En parlant de bande dessinée amusante, comment ne pas mentionner la dernière création d’Iris, « Strips au ketchup » ? Il est important de souligner que, une fois de plus, la dessinatrice excelle dans l’art de transformer son quotidien en une hilarante blague absurde.
Avec ses dialogues décalés, son regard aiguisé qui perçoit l’humour dans toutes les vicissitudes du quotidien, et son trait discret, sans esbroufe, mais incroyablement efficace, Iris propose une bande dessinée où je me suis beaucoup reconnu.
Experte dans l’art de transcender le banal en des histoires hilarantes, Iris nous entraîne dans une comédie burlesque qui ne m’a jamais déçu ni ennuyé.

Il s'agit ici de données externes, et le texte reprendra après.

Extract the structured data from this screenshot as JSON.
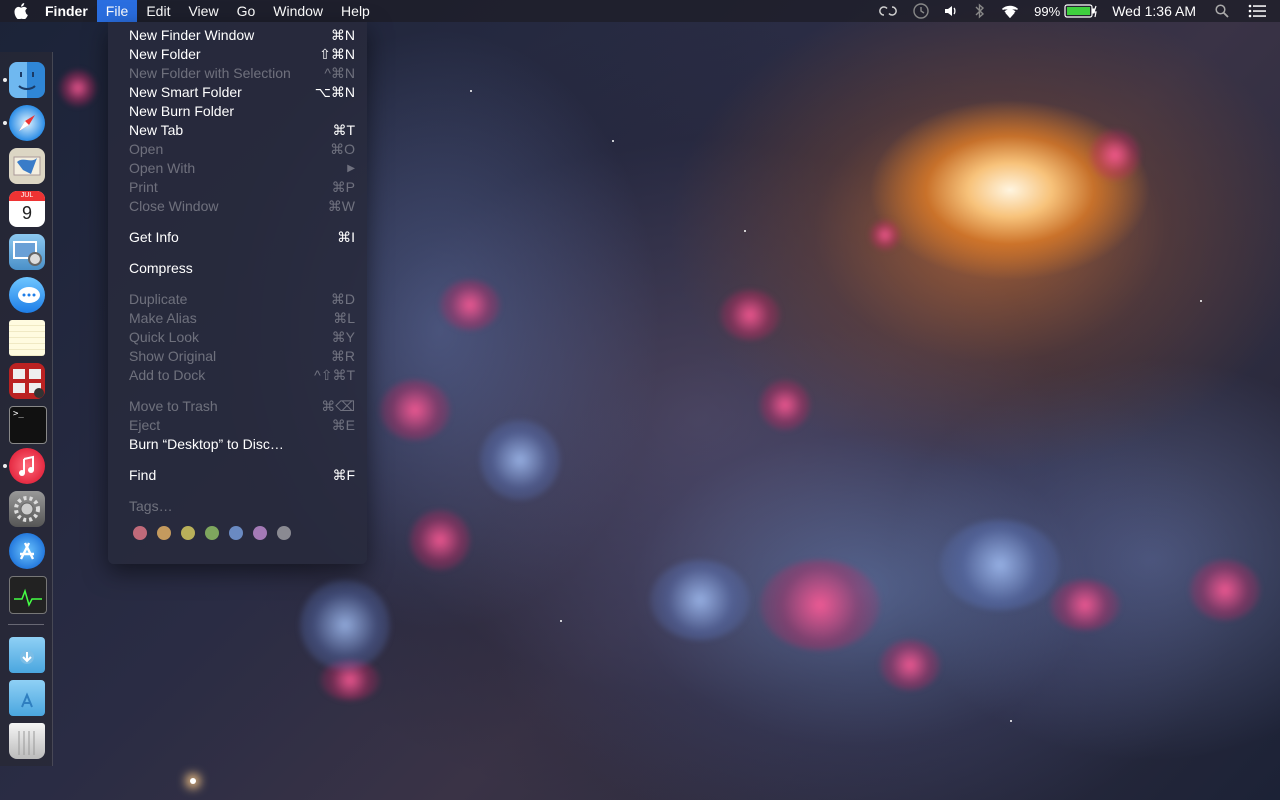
{
  "menubar": {
    "app_name": "Finder",
    "menus": [
      "File",
      "Edit",
      "View",
      "Go",
      "Window",
      "Help"
    ],
    "active_menu": "File",
    "status": {
      "battery_percent": "99%",
      "clock": "Wed 1:36 AM"
    }
  },
  "file_menu": {
    "items": [
      {
        "label": "New Finder Window",
        "shortcut": "⌘N",
        "enabled": true
      },
      {
        "label": "New Folder",
        "shortcut": "⇧⌘N",
        "enabled": true
      },
      {
        "label": "New Folder with Selection",
        "shortcut": "^⌘N",
        "enabled": false
      },
      {
        "label": "New Smart Folder",
        "shortcut": "⌥⌘N",
        "enabled": true
      },
      {
        "label": "New Burn Folder",
        "shortcut": "",
        "enabled": true
      },
      {
        "label": "New Tab",
        "shortcut": "⌘T",
        "enabled": true
      },
      {
        "label": "Open",
        "shortcut": "⌘O",
        "enabled": false
      },
      {
        "label": "Open With",
        "shortcut": "▶",
        "enabled": false
      },
      {
        "label": "Print",
        "shortcut": "⌘P",
        "enabled": false
      },
      {
        "label": "Close Window",
        "shortcut": "⌘W",
        "enabled": false
      },
      {
        "label": "Get Info",
        "shortcut": "⌘I",
        "enabled": true
      },
      {
        "label": "Compress",
        "shortcut": "",
        "enabled": true
      },
      {
        "label": "Duplicate",
        "shortcut": "⌘D",
        "enabled": false
      },
      {
        "label": "Make Alias",
        "shortcut": "⌘L",
        "enabled": false
      },
      {
        "label": "Quick Look",
        "shortcut": "⌘Y",
        "enabled": false
      },
      {
        "label": "Show Original",
        "shortcut": "⌘R",
        "enabled": false
      },
      {
        "label": "Add to Dock",
        "shortcut": "^⇧⌘T",
        "enabled": false
      },
      {
        "label": "Move to Trash",
        "shortcut": "⌘⌫",
        "enabled": false
      },
      {
        "label": "Eject",
        "shortcut": "⌘E",
        "enabled": false
      },
      {
        "label": "Burn “Desktop” to Disc…",
        "shortcut": "",
        "enabled": true
      },
      {
        "label": "Find",
        "shortcut": "⌘F",
        "enabled": true
      },
      {
        "label": "Tags…",
        "shortcut": "",
        "enabled": false
      }
    ],
    "tag_colors": [
      "#c06a7a",
      "#c49a5e",
      "#b9b05a",
      "#7ea65e",
      "#6a8ac2",
      "#a47ab6",
      "#8a8a92"
    ]
  },
  "dock": {
    "apps": [
      {
        "name": "finder-icon",
        "running": true
      },
      {
        "name": "safari-icon",
        "running": true
      },
      {
        "name": "mail-icon",
        "running": false
      },
      {
        "name": "calendar-icon",
        "running": false,
        "text": "9",
        "month": "JUL"
      },
      {
        "name": "preview-icon",
        "running": false
      },
      {
        "name": "messages-icon",
        "running": false
      },
      {
        "name": "notes-icon",
        "running": false
      },
      {
        "name": "photo-booth-icon",
        "running": false
      },
      {
        "name": "terminal-icon",
        "running": false,
        "text": ">_"
      },
      {
        "name": "itunes-icon",
        "running": true
      },
      {
        "name": "system-preferences-icon",
        "running": false
      },
      {
        "name": "app-store-icon",
        "running": false
      },
      {
        "name": "activity-monitor-icon",
        "running": false
      },
      {
        "name": "downloads-folder-icon",
        "running": false
      },
      {
        "name": "applications-folder-icon",
        "running": false
      },
      {
        "name": "trash-icon",
        "running": false
      }
    ]
  }
}
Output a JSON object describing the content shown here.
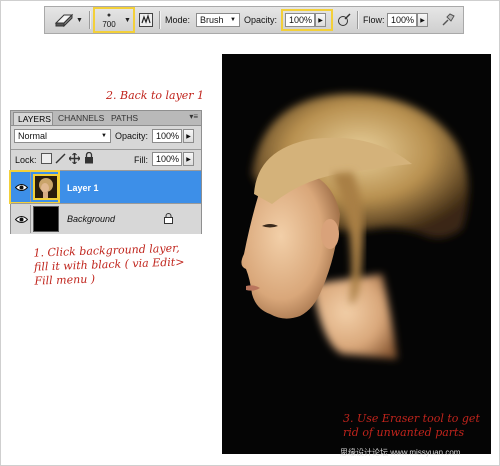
{
  "options_bar": {
    "brush_size": "700",
    "mode_label": "Mode:",
    "mode_value": "Brush",
    "opacity_label": "Opacity:",
    "opacity_value": "100%",
    "flow_label": "Flow:",
    "flow_value": "100%"
  },
  "layers_panel": {
    "tabs": [
      "LAYERS",
      "CHANNELS",
      "PATHS"
    ],
    "active_tab": "LAYERS",
    "blend_mode": "Normal",
    "opacity_label": "Opacity:",
    "opacity_value": "100%",
    "lock_label": "Lock:",
    "fill_label": "Fill:",
    "fill_value": "100%",
    "layers": [
      {
        "name": "Layer 1",
        "selected": true,
        "visible": true
      },
      {
        "name": "Background",
        "selected": false,
        "visible": true,
        "locked": true
      }
    ]
  },
  "annotations": {
    "step1": "1. Click background layer,\nfill it with black ( via Edit>\nFill menu )",
    "step2": "2. Back to layer 1",
    "step3": "3. Use Eraser tool to get\nrid of unwanted parts"
  },
  "watermark": "思缘设计论坛 www.missyuan.com",
  "colors": {
    "accent_highlight": "#f3d03a",
    "selected_layer": "#3d8fe8",
    "annotation_red": "#c0241c"
  }
}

J’ai toujours préféré les chips assaisonnées au vinaigre plutôt qu’au ketchup. Cependant, les bandes de ketchup sont absolument délicieuses.
Qui sait, un deuxième volume pourrait émerger, intitulé « Bandes ordinaires », ou « Bandes au guacamole », ou « Bandes au BBQ », et ainsi de suite. Le potentiel est illimité, tout comme la variété des saveurs de chips. Je me souhaite cette grâce.